How-To: Organize yourself for success

It’s 6:30 in the morning, the alarm goes off and you stumble over things as you walk out of your bedroom. Getting ready each morning seems to take longer and you’re constantly looking for things you need. Your mind wanders, thinking about what you have to do next or where things are. School starts and you rush in as the bell rings. Your English teacher asks you to pull out an assignment. You forgot to do it over the weekend, panic sets in. Why did it take this turn?
High school students are expected to keep up with five to seven classes at a time while balancing life outside of

school. For some, this is a challenge, but it is not impossible. With the right tools and organizational strategies, you can set yourself up for success in high school.

Find your purpose


What is the point of getting organized? What is the goal? Ask yourself these questions before preparing to get organized.
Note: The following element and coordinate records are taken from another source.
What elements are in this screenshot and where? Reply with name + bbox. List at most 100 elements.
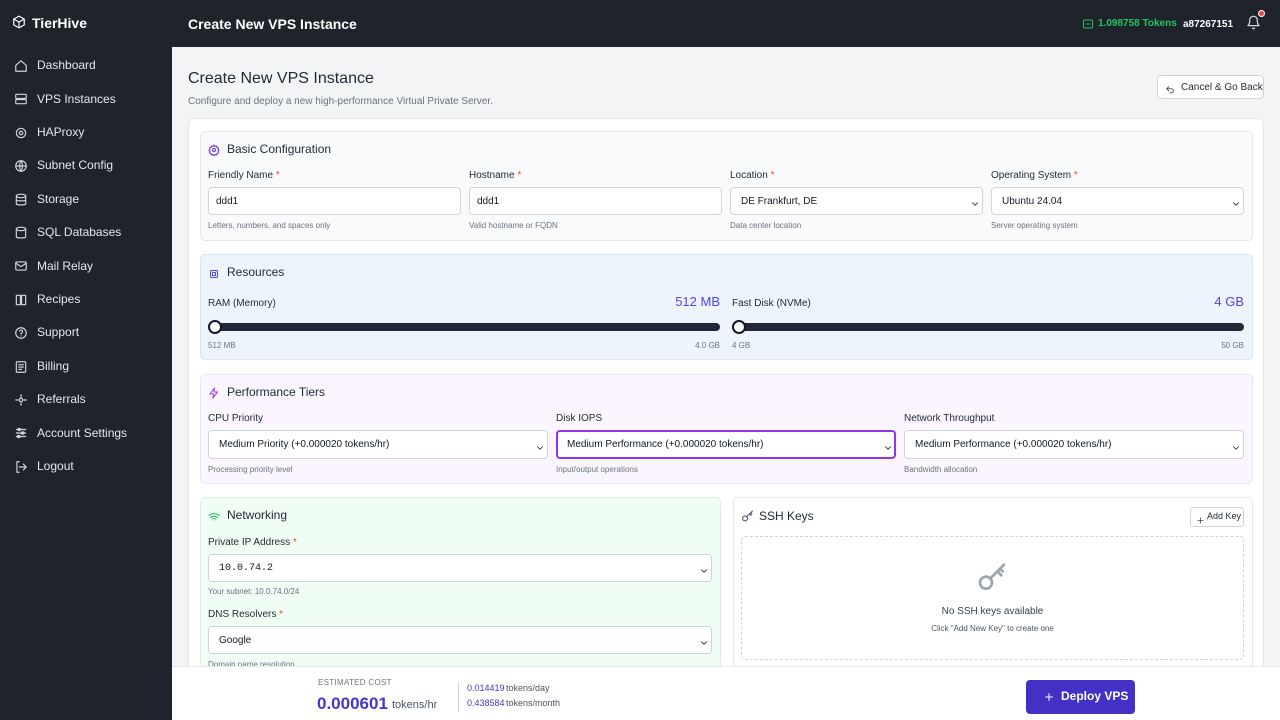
nav-icon [14, 326, 28, 340]
cost-hourly: 0.000601 [317, 693, 388, 713]
token-balance: 1.098758 Tokens [1098, 17, 1177, 29]
add-key-button[interactable] [1190, 507, 1244, 527]
icon-part [537, 445, 543, 450]
icon-part [208, 144, 220, 157]
icon-part [13, 15, 25, 29]
top-title: Create New VPS Instance [188, 15, 357, 32]
notification-dot [1258, 10, 1265, 17]
cost-hourly-unit: tokens/hr [392, 698, 438, 711]
select[interactable] [991, 187, 1244, 215]
nav-item[interactable] [8, 286, 164, 314]
icon-part [972, 202, 978, 206]
field-hint: Valid hostname or FQDN [469, 220, 558, 230]
nav-item[interactable] [8, 319, 164, 347]
back-icon [1165, 82, 1175, 94]
field-hint: Bandwidth allocation [904, 464, 978, 474]
select[interactable] [208, 554, 712, 582]
select[interactable] [208, 626, 712, 654]
nav-item[interactable] [8, 386, 164, 414]
cost-daily-unit: tokens/day [506, 683, 550, 694]
nav-icon [14, 226, 28, 240]
slider-value: 512 MB [675, 293, 720, 309]
icon-part [16, 435, 21, 439]
field-value: DE Frankfurt, DE [741, 195, 818, 207]
field-hint: Input/output operations [556, 464, 638, 474]
icon-part [16, 460, 27, 473]
sidebar [0, 47, 172, 720]
icon-part [15, 60, 27, 72]
icon-part [18, 363, 24, 370]
icon-part [208, 144, 220, 157]
cost-label: ESTIMATED COST [318, 677, 392, 687]
field-label: CPU Priority [208, 412, 264, 424]
icon-part [1166, 86, 1174, 94]
select[interactable] [208, 430, 548, 459]
chevron [699, 563, 709, 573]
icon-part [17, 428, 21, 432]
field-value: Google [219, 634, 252, 646]
slider-track[interactable] [738, 323, 1244, 331]
icon-part [885, 445, 891, 450]
nav-icon [14, 259, 28, 273]
deploy-plus [1043, 690, 1055, 702]
nav-label: Mail Relay [37, 258, 94, 273]
slider-track[interactable] [214, 323, 720, 331]
icon-part [15, 360, 27, 373]
cancel-label: Cancel & Go Back [1181, 81, 1263, 93]
nav-label: HAProxy [37, 125, 85, 139]
cancel-button[interactable] [1157, 75, 1264, 99]
icon-part [208, 513, 220, 522]
notifications[interactable] [1246, 15, 1261, 30]
icon-part [1233, 202, 1239, 206]
chevron [970, 196, 980, 206]
field-label: Friendly Name * [208, 169, 280, 181]
nav-item[interactable] [8, 353, 164, 381]
resources-section [200, 254, 1253, 360]
icon-part [15, 294, 27, 306]
nav-icon [14, 126, 28, 140]
nav-label: Dashboard [37, 58, 96, 73]
select[interactable] [556, 430, 896, 459]
field-hint: Server operating system [991, 220, 1078, 230]
text-input[interactable] [208, 187, 461, 215]
nav-icon [14, 393, 28, 407]
select[interactable] [904, 430, 1244, 459]
text-input[interactable] [469, 187, 722, 215]
icon-part [209, 387, 218, 399]
field-value: Medium Performance (+0.000020 tokens/hr) [915, 439, 1112, 450]
nav-item[interactable] [8, 186, 164, 214]
nav-label: Recipes [37, 292, 81, 306]
icon-part [15, 294, 27, 306]
icon-part [1197, 517, 1204, 524]
deploy-button[interactable] [1026, 680, 1135, 714]
slider-thumb[interactable] [208, 320, 222, 334]
nav-item[interactable] [8, 119, 164, 147]
chip-icon [208, 267, 220, 279]
section-title: Resources [227, 265, 285, 280]
section-title: Performance Tiers [227, 385, 326, 400]
icon-part [15, 428, 27, 439]
nav-icon [14, 59, 28, 73]
field-value: Medium Priority (+0.000020 tokens/hr) [219, 439, 390, 450]
select[interactable] [730, 187, 983, 215]
icon-part [1233, 445, 1239, 450]
username: a87267151 [1183, 18, 1234, 30]
nav-item[interactable] [8, 453, 164, 481]
icon-part [1166, 88, 1174, 94]
chevron [1231, 440, 1241, 450]
slider-max: 4.0 GB [695, 340, 720, 350]
icon-part [15, 394, 27, 406]
slider-value: 4 GB [1214, 293, 1244, 309]
field-value: 10.0.74.2 [219, 562, 274, 574]
required-mark: * [1071, 169, 1078, 181]
icon-part [15, 360, 27, 373]
key-icon [741, 510, 754, 523]
icon-part [15, 127, 27, 139]
icon-part [15, 60, 27, 72]
icon-part [1083, 19, 1093, 29]
field-label: Operating System * [991, 169, 1078, 181]
add-key-label: Add Key [1207, 511, 1242, 522]
slider-thumb[interactable] [732, 320, 746, 334]
field-label: Private IP Address * [208, 536, 297, 548]
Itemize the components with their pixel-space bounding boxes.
Remember the long term goals that you want to achieve and how organizing will help you take control of your life. Japanese bestselling author and organizing expert, Marie Kondo, constantly reminds her clients that during their organizing journey they should always be doing things that “spark joy.” This friendly reminder helps people understand their purpose in the first place, resulting in a positive change.
Reduce Clutter
Make the area around you workable and enjoyable. Clear out the desk drawers and the old paper in your backpack. If you don’t have a use for old worksheets or broken mechanical pencils, recycle them. Before starting to truly organize yourself, remove part of the issue.

Start making lists
Get ahold of the nearest journal, agenda or calendar. Start by personalizing it, and then begin to write down things you need to do. Creating lists daily or weekly can create accountability which produces positive results not only in school but also in personal life.
Prioritize time effectively
Understand how much time is needed for certain activities or assignments and what kind of an atmosphere they require. Plan your day out ahead of time so you’re mentally prepared for what the day will bring.
Self care

Before being able to focus on other things properly or to their fullest potential, choose yourself first. Hydrate, read something, draw or paint. Focus on your sleep and hygiene, and then focus on your work. Give yourself a break and then decide to get things done.

Make this newly found system a habit. Start doing these things daily and incorporate them into your routine. This will create a new lifestyle all just by being organized. Professional organizer, Donna Smallin Kuper, decides to take control and encourages others to as well.
“Whatever you are struggling with, you have the power within you to change anything you want,” Kuper said.